Data Sources

Zepl Data Sources enable you to securely connect to the database of your choice with your personal credentials. It allows users a secure way to save JDBC connection configurations and to use those configurations in the notebook. Each user is able to add their own credentials to a datasource, making it easy to maintain a library of secure data connections that everyone on the team can use.

Establishing a Data Source Connection

  1. Click the Data Source icon in the upper right side to open the data source panel and click the Add New button.

  2. Select a Data Source type. Zepl currently integrates with Snowflake, S3, MySQL, PostgreSQL, Cassandra, and SAP HANA - we are constantly adding more, so let us know if something you were hoping to use is not yet available!

  3. Provide a name and a description for your datasource. The name should be unique within your organization since the name will be used as a data source identifier when you reference it in notebooks.

  4. Provide connection string information for your datasource so that Zepl can establish a JDBC connection to your Data Source. This connection string information is shared with everyone in your organization. The fields that are required vary for each Data Source integration.

  5. Add your personal user credentials to the Data Source. Every user hoping to run a notebook which uses that Data Source must add their own set of user credentials to the Data Source in order to be able to use it - credentials are private for each user and not shared across the organization. The required user credential fields will vary for each integration but are typically username and password.

  6. Click “Test Connection” to validate that you can properly connect to the data source. Then, click “Add” to save your Data Source.

  7. You have successfully created a Data Source! The datasource will attach to the notebook it was created in. To use the Data Source in any other notebook, simply add the Data Source to the notebook by clicking the “+” arrow next to its name.

Adding Credentials to An Existing Data Source

Data Sources connections are shared with all members of an organization. However, each user must go through a one-step configuration to securely add their own credentials (or a shared set of credentials) to the data source. After adding a Data Source to the Notebook, click Test all connections to see if your connection is fully configured. Any data source that has not been properly configured will cause an error and you can add your credentials to it by clicking edit.

Managing Data Sources

You can manage an Organization's data sources on the Data Sources page in the resources section of the website. Everyone in the organization has access to this page and can add, update or delete data sources. To use data sources created by other members simply enter your own data source account credentials. The My credentials column in the list indicates whether you have set your credentials or not and neighboring columns indicate how many members have set their own credentials and how many notebooks the data source is attached to.

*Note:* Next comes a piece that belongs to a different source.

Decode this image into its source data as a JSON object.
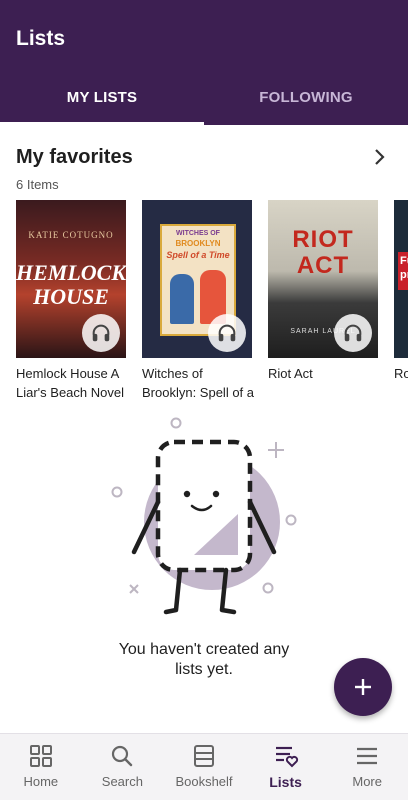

Exploring Data from a Data Source

Once you create the Data Source you can explore and interact with it in the notebook via Python, Spark, SQL, or R. The first step is adding the Data Source to a notebook. The Data Source name is then used in a code snippet to establish the connection. Below we use the Zepl_DS Data Source as an example.

Python Example

%python
import pandas as pd
# establish connection to Snowflake
conn = z.getDatasource('Zepl_DS')

# execute query
res = conn.execute('SELECT * FROM ITEM LIMIT 1000')

# convert datasource into pandas dataframe
df = pd.DataFrame(res)
df.columns = [col[0] for col in conn.description]

# print dataframe as table
z.show(df)

Spark Example

%spark
// establish connection to Snowflake and read query result as spark dataframe
val df = z.getDatasource("Zepl_DS")
  .asInstanceOf[org.apache.spark.sql.DataFrameReader]
  .option("query", "SELECT * FROM ITEM LIMIT 100")
  .load()

// print dataframe as table
z.show(df)

R example

%r
# conn is an DBIConnection object returned by dbConnect() from DPLYR library
conn <- z.getDatasource("Zepl_DS")

# use dbGetQuery() from DPLYR library to run query
apps <- dbGetQuery(conn, "select * from trip_master limit 200")

# z.show() works for the results returned from dbGetQuery()
z.show(apps)

SQL Example

%datasource.Zepl_DS
SELECT * FROM ITEM LIMIT 1000